This is a project I did with Joaquin Palacios. He sculpted this amazing model of a minotaur based on the original illustration by Paul Bonner. We worked on it for a long time, maybe not that much executing than actually thinking about it. I think this is one of the most complex exercises that I have ever done, not for being original but for studying Bonner’s style in 2D and trying to bring it to a 3D. I am very happy with the result and hope that the explanations I wrote about the painting of the minotaur are useful to understand the ‘making of’. These first pictures are not the best but they are the only ones I have. This is an article that I wrote in 2015 for my facebook page and I believe it was missed by many people so I now want to bring it back. I hope you find it useful!
- After a base coat in Citadel black primer, I used Dark Flesh from Vallejo to highlight all the light areas. This was very subtle at the beginning because I knew there would be a lot of dark areas as depicted by the original illustration. After that, I started playing with many colours, mostly desaturated. All the brushstrokes were intended as glazes, layered over the previous work.
- As you can see this is a sketch, something a bit shy at first. I have to admit that I was not sure about how to approach the process. I realized that I had to invest a lot more time thinking about the project than what I already did. I analyzed the image for a while and tried to paint the figure in my head. This is advice that Raul Garcia Latorre gave me in the past, and as usual, he was right.
- This picture looks like I’m slowly getting definition in this part, playing with contrasting color intensity. A gray tone slowly transformed into purer colours; ochres and oranges. I don’t remember the colours exactly, I really had to use many so that I could get the tone I wanted. In the shadows I added purple to generate an environmental contrast yet complementary to orange lights.

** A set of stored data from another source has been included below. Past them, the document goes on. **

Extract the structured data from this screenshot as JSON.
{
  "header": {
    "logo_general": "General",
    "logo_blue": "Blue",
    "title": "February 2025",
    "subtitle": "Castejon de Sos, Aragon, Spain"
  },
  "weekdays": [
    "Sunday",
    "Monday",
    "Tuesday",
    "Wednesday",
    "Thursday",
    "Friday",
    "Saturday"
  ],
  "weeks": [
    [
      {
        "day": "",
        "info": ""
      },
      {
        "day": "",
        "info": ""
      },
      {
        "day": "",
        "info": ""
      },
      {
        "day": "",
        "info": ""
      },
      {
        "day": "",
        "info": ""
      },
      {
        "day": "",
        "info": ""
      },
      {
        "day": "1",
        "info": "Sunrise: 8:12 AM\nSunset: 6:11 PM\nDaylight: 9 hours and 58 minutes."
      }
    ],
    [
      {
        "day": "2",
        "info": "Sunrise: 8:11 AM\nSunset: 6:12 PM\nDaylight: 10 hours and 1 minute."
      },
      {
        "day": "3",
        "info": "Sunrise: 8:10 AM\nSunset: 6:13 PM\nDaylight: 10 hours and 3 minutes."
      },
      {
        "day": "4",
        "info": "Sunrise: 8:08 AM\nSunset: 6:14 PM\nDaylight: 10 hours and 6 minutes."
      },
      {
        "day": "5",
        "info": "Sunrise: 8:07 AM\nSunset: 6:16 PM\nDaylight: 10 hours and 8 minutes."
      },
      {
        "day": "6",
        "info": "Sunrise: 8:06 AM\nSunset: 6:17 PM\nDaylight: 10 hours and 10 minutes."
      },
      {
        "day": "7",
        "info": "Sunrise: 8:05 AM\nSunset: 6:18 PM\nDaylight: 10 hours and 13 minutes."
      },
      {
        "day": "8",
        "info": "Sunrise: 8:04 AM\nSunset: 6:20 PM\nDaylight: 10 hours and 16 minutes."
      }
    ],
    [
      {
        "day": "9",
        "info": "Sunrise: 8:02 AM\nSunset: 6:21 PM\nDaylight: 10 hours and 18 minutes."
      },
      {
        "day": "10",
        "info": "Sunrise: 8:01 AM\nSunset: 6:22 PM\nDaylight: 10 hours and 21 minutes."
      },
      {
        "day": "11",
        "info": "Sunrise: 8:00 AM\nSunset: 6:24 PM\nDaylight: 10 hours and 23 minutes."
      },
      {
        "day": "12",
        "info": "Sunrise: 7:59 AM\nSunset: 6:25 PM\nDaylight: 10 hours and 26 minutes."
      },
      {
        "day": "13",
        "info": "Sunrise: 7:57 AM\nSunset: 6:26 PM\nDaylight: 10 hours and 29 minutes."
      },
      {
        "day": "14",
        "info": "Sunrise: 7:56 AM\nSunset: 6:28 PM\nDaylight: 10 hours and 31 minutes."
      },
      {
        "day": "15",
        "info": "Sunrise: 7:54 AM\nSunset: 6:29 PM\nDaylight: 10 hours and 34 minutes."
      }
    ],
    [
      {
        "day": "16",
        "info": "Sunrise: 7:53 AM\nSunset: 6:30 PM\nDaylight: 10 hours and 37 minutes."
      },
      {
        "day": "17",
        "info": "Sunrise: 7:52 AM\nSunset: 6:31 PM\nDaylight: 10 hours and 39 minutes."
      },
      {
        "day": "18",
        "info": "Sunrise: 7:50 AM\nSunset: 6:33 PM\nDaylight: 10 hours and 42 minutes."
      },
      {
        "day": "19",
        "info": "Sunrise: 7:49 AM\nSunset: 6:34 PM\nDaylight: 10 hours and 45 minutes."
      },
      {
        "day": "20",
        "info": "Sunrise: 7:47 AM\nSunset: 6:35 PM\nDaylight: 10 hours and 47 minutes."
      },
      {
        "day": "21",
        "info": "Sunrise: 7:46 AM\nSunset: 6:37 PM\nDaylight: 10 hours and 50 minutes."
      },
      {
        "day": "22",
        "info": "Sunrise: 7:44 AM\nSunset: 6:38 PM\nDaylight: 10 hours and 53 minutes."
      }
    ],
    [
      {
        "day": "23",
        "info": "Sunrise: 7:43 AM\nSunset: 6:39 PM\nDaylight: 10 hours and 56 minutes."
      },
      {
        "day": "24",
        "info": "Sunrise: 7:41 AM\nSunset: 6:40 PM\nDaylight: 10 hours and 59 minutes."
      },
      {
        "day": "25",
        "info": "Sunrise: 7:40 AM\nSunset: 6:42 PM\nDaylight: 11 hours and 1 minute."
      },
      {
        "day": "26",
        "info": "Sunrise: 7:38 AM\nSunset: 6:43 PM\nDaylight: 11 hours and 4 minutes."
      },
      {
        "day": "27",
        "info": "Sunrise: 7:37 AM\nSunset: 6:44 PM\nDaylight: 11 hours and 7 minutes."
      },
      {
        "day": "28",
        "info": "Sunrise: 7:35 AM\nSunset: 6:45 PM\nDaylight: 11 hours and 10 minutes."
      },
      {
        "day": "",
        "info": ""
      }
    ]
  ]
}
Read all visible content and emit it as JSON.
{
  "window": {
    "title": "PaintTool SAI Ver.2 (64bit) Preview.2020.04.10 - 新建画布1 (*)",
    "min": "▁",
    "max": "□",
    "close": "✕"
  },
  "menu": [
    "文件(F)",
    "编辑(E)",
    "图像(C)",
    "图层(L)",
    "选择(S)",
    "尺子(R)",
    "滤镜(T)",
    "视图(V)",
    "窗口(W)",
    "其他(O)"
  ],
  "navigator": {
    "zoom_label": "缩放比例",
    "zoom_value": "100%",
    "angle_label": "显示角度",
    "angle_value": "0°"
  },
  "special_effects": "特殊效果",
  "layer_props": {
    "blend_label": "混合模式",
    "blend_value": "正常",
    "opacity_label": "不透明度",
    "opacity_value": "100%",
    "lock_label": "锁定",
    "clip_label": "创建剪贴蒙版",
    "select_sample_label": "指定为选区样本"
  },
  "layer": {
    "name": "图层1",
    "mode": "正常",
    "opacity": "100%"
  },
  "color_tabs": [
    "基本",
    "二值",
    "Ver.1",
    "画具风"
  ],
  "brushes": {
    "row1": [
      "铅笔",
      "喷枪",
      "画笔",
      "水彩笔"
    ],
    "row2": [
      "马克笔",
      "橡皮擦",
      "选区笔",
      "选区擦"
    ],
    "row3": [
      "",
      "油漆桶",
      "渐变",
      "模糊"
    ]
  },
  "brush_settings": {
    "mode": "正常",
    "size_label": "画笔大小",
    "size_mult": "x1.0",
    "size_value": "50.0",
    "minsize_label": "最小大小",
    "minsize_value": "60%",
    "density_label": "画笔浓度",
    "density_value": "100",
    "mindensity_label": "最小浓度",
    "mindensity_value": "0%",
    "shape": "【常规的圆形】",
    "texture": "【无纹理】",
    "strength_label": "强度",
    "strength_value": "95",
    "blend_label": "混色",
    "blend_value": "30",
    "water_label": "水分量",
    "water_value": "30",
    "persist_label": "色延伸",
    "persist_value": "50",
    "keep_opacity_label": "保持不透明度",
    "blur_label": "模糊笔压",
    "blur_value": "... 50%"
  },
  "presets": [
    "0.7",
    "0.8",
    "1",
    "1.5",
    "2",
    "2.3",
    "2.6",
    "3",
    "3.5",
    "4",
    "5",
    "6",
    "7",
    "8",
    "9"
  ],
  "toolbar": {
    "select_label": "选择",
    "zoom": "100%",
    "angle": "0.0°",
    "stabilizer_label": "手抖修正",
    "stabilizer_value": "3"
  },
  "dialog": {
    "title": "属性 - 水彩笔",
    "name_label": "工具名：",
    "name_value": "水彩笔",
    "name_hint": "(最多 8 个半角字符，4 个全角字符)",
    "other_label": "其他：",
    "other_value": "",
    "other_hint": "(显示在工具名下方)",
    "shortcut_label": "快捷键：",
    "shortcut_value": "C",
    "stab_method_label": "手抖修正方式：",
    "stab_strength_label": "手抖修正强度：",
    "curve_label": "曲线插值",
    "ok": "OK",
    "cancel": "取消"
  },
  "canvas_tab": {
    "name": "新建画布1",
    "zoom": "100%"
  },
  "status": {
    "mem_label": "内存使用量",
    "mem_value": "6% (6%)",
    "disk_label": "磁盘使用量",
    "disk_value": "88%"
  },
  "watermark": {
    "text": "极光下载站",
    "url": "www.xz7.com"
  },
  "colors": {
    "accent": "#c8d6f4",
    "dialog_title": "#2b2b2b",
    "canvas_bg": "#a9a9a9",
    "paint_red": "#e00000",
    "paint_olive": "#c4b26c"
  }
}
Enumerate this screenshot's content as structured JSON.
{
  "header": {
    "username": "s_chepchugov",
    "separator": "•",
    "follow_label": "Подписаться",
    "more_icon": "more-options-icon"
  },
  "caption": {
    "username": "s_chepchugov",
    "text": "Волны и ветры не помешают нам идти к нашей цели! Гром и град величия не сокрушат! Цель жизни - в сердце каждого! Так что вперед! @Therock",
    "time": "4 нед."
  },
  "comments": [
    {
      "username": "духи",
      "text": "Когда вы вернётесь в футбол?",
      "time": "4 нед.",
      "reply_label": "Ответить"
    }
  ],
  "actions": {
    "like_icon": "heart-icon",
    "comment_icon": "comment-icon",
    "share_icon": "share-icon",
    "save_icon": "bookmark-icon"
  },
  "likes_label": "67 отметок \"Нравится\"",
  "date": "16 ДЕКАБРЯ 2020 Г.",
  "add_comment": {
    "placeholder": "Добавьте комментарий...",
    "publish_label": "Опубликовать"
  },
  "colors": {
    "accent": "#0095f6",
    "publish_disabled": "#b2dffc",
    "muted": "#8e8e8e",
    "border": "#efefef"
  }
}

- This picture shows when I encountered the first problem: the paint was becoming satin. During the time I was studying the original artwork of Paul Bonner, I thought that even though it would help me to add more contrast, I should avoid gloss in general. The objective was not to leave everything a bit pastel or matte, but I knew I wanted to maintain control of light and shadow, somehow like a drawing. When painting a scratchbuilt piece, especially if the model was made with Sculpey or Fimo, oils used to achieve smoothness can make the acrilyc paints satin. At this point I had two options to solve this: airbrushing with Vallejo and brush working with Scale Color. This is a resourse that I usually benefit from when I’m in this kind of situations.
- In this picture you can see a significant jump in the painting process. Although I have no pictures of the work in between, I would like to explain a little the following steps in these images.
- At this point, the right part of the model (in the picture) has gained definition and intensity compared to the left part. In the bottom of the piece and the left arm I applied shades of gray and brown in order to represent the shadows. In the original Paul Bonner’s artwork this appeared quite dark, because volumes represented in illustration are created by using contrasts like these. In a 3D model the volume exists already and all you have to do is accentuate or soften looking for a specific effect.
- The minotaur hair is painted by being loyal to the original sculpture. This is intentional, like the sharper strokes on the ears intended to generate texture on both sides, just like in the original artwork. For this I used shades of orange and reddish brown, and the lights had yellow ochre and orange. At some points I added gray to the mixture to lower the intensity and also flesh colors (like Dark Flesh or Sunny Fleshtone from Vallejo) to be in harmony with the other elements.
- In this image you can see the work done in the muscles of the figure. Following the reference material, I used a distinctive resource from the author: separating the muscles of the anatomy. At the points of separation between muscles, instead of adding a shadow plane, I drew brighter lights. I personally find it an aesthetic and personal resource, and it is something that I like to use on my works. Moreover, this can be seen in the forearm armour and in different leather areas. The brushstrokes have a clear intention of representing the effect of the illustration. The result of the painting is in line with the rest, but here you can see the brushstrokes, something that gives personality to the result. In some points I applied thicker paint, while in other cases I applied glazes almost to play with transparencies.
- This is a detail of the back leg, which in the end I will be mostly hidden by the scenery. The audience will not be able to appreciate the back part of the model as you can see in the following images. At this point the work is more interpretative and imaginative since there is only one view of the illustration. Just like Joaquin Palacios did with the sculpture, using the front view and his imagination as inspiration, I would do the same for the paintjob. Again, the different textures are painted according to the material they represent.
- This is the base of the minotaur and I am happy with how it turned out in the end. In order to get strong contrast, the base was painted in a satin black. This contrasts more with the matt ochre tones in the lighter areas. I tried to use the same light colours in the stone and the door that I used in the miniature to maintain ambiance. I have to say that this was easier than I expected, maybe because the original sculpture was so well detailed that I just had to copy the colours according to volumes. I focused the light behind the minotaur on the top of the door, looking at the dark areas that the miniature would cover. As I did with other parts of the piece, the technique used was more like washes than glazes, and it also has parts where I used a sponge with dry paint or even applied dry brush, just to generate a texture. Judging by the illustration this was a fairly simple way of representing the materials.